Hackers can also perform a “SIM swapping attack” where they gain user access to your mobile phone number, request an SMS authentication code for your account, and then hack into your account. This is why it’s usually advised to avoid SMS authentication if possible.
Frequently Asked Questions
How do I create strong passwords and remember them?
The best and easiest way to create a strong password is to use a password manager. They include password generators that can create super complex and unique logins for all of your accounts — and they store those logins in a secure encrypted vault, auto-filling logins with a single click. 1Password is our #1 password manager for 2024.
How long is a strong password?
For secure passwords, aim for a minimum of 12 characters. Passwords of 8 characters are outdated and unsafe; some hacking tools can breach them in less than 6 hours. Also, using the same long password for multiple accounts is counterproductive; each password should be unique.

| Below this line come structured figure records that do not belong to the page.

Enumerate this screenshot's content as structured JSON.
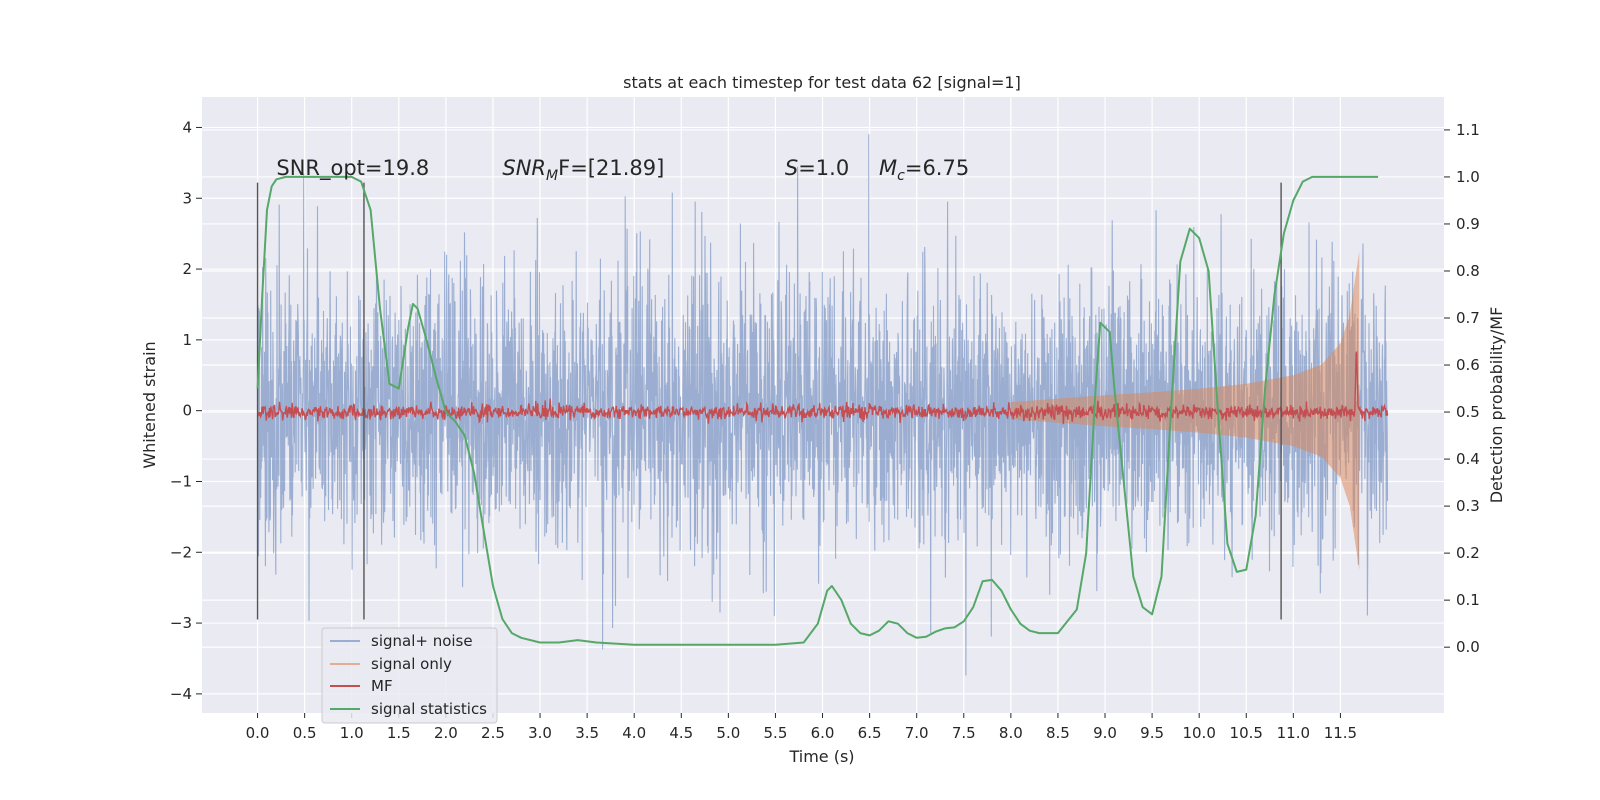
{
  "chart_data": {
    "type": "line",
    "title": "stats at each timestep for test data 62 [signal=1]",
    "xlabel": "Time (s)",
    "ylabel": "Whitened strain",
    "y2label": "Detection probability/MF",
    "xlim": [
      -0.59,
      12.6
    ],
    "ylim": [
      -4.27,
      4.43
    ],
    "y2lim": [
      -0.14,
      1.17
    ],
    "xticks": [
      0.0,
      0.5,
      1.0,
      1.5,
      2.0,
      2.5,
      3.0,
      3.5,
      4.0,
      4.5,
      5.0,
      5.5,
      6.0,
      6.5,
      7.0,
      7.5,
      8.0,
      8.5,
      9.0,
      9.5,
      10.0,
      10.5,
      11.0,
      11.5
    ],
    "xtick_labels": [
      "0.0",
      "0.5",
      "1.0",
      "1.5",
      "2.0",
      "2.5",
      "3.0",
      "3.5",
      "4.0",
      "4.5",
      "5.0",
      "5.5",
      "6.0",
      "6.5",
      "7.0",
      "7.5",
      "8.0",
      "8.5",
      "9.0",
      "9.5",
      "10.0",
      "10.5",
      "11.0",
      "11.5"
    ],
    "yticks": [
      -4,
      -3,
      -2,
      -1,
      0,
      1,
      2,
      3,
      4
    ],
    "ytick_labels": [
      "−4",
      "−3",
      "−2",
      "−1",
      "0",
      "1",
      "2",
      "3",
      "4"
    ],
    "y2ticks": [
      0.0,
      0.1,
      0.2,
      0.3,
      0.4,
      0.5,
      0.6,
      0.7,
      0.8,
      0.9,
      1.0,
      1.1
    ],
    "y2tick_labels": [
      "0.0",
      "0.1",
      "0.2",
      "0.3",
      "0.4",
      "0.5",
      "0.6",
      "0.7",
      "0.8",
      "0.9",
      "1.0",
      "1.1"
    ],
    "grid": true,
    "legend_position": "lower-left",
    "series": [
      {
        "name": "signal+ noise",
        "color": "#4c72b0",
        "axis": "left",
        "kind": "noise",
        "x_range": [
          0.0,
          12.0
        ],
        "std": 0.95
      },
      {
        "name": "signal only",
        "color": "#dd8452",
        "axis": "left",
        "kind": "chirp",
        "envelope_x": [
          8.0,
          8.5,
          9.0,
          9.5,
          10.0,
          10.5,
          11.0,
          11.3,
          11.5,
          11.6,
          11.65,
          11.7
        ],
        "envelope_y": [
          0.12,
          0.17,
          0.22,
          0.26,
          0.31,
          0.38,
          0.5,
          0.65,
          0.95,
          1.35,
          1.8,
          2.25
        ]
      },
      {
        "name": "MF",
        "color": "#c44e52",
        "axis": "right",
        "kind": "mf",
        "x_range": [
          0.0,
          12.0
        ],
        "baseline": 0.5,
        "peak": {
          "x": 11.67,
          "y": 0.63
        }
      },
      {
        "name": "signal statistics",
        "color": "#55a868",
        "axis": "right",
        "kind": "line",
        "x": [
          0.0,
          0.05,
          0.1,
          0.15,
          0.2,
          0.3,
          0.5,
          0.8,
          1.0,
          1.1,
          1.2,
          1.3,
          1.4,
          1.5,
          1.6,
          1.65,
          1.7,
          1.8,
          1.9,
          2.0,
          2.1,
          2.2,
          2.3,
          2.4,
          2.5,
          2.6,
          2.7,
          2.8,
          3.0,
          3.2,
          3.4,
          3.6,
          4.0,
          4.5,
          5.0,
          5.5,
          5.8,
          5.95,
          6.05,
          6.1,
          6.2,
          6.3,
          6.4,
          6.5,
          6.6,
          6.7,
          6.8,
          6.9,
          7.0,
          7.1,
          7.2,
          7.3,
          7.4,
          7.5,
          7.6,
          7.7,
          7.8,
          7.9,
          8.0,
          8.1,
          8.2,
          8.3,
          8.5,
          8.7,
          8.8,
          8.9,
          8.95,
          9.05,
          9.1,
          9.2,
          9.3,
          9.4,
          9.5,
          9.6,
          9.7,
          9.8,
          9.9,
          10.0,
          10.1,
          10.2,
          10.3,
          10.4,
          10.5,
          10.6,
          10.7,
          10.8,
          10.9,
          11.0,
          11.1,
          11.2,
          11.4,
          11.7,
          11.9
        ],
        "y": [
          0.55,
          0.75,
          0.93,
          0.98,
          0.995,
          1.0,
          1.0,
          1.0,
          1.0,
          0.99,
          0.93,
          0.72,
          0.56,
          0.55,
          0.68,
          0.73,
          0.72,
          0.65,
          0.57,
          0.5,
          0.48,
          0.45,
          0.37,
          0.25,
          0.13,
          0.06,
          0.03,
          0.02,
          0.01,
          0.01,
          0.015,
          0.01,
          0.005,
          0.005,
          0.005,
          0.005,
          0.01,
          0.05,
          0.12,
          0.13,
          0.1,
          0.05,
          0.03,
          0.025,
          0.035,
          0.055,
          0.05,
          0.03,
          0.02,
          0.022,
          0.033,
          0.04,
          0.042,
          0.055,
          0.085,
          0.14,
          0.143,
          0.12,
          0.08,
          0.05,
          0.035,
          0.03,
          0.03,
          0.08,
          0.2,
          0.55,
          0.69,
          0.67,
          0.55,
          0.35,
          0.15,
          0.085,
          0.07,
          0.15,
          0.5,
          0.82,
          0.89,
          0.87,
          0.8,
          0.5,
          0.22,
          0.16,
          0.165,
          0.28,
          0.55,
          0.75,
          0.88,
          0.95,
          0.99,
          1.0,
          1.0,
          1.0,
          1.0
        ]
      }
    ],
    "vlines": [
      0.0,
      1.13,
      10.87
    ],
    "vline_range": [
      -2.95,
      3.22
    ],
    "annotations": [
      {
        "text": "SNR_opt=19.8",
        "x": 0.2,
        "y": 3.33
      },
      {
        "kind": "snr_mf",
        "base": "SNR",
        "sub": "M",
        "tail": "F=[21.89]",
        "x": 2.6,
        "y": 3.33
      },
      {
        "kind": "s",
        "base": "S",
        "tail": "=1.0",
        "x": 5.6,
        "y": 3.33
      },
      {
        "kind": "mc",
        "base": "M",
        "sub": "c",
        "tail": "=6.75",
        "x": 6.6,
        "y": 3.33
      }
    ]
  }
}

But generating lengthy passwords for every one of your accounts can become daunting. To simplify this task, you could use a superior password manager such as 1Password. This tool allows you to generate impenetrable passwords, save them safely in an encrypted vault, and auto-fill login details when you sign into your accounts.
What is an example of a strong password?
A strong password looks something like this “nSwQTr*A!e9hTP!9”. If you look closely, this password has all the characteristics of a strong password — it is 16 characters long and includes a mixture of lowercase and uppercase letters, symbols, and numbers.
The above password was generated by the SafetyDetectives password generator tool. You can use it to generate any number of long, complex, and strong passwords for free. However, passphrases like “correct-horse-battery-staple” can be just as secure as randomly generated passwords (1Password even includes a passphrase generator — it can make passphrases that are up to 15 words long).
What are the 5 most common passwords?
The 5 most common passwords are:
- 123456
- 123456789
- qwerty
- password
- 12345
You should strictly avoid using these passwords or any other password similar to these. These passwords are always the first ones to be tried by cybercriminals during a hacking attack. Moreover, all of these passwords are extremely weak because they are too short, use plain dictionary words or simple number sequences, and completely lack complexity.
You can easily generate strong passwords using one of the techniques I shared above. Even better, you can use a password manager like 1Password to instantly generate secure passwords.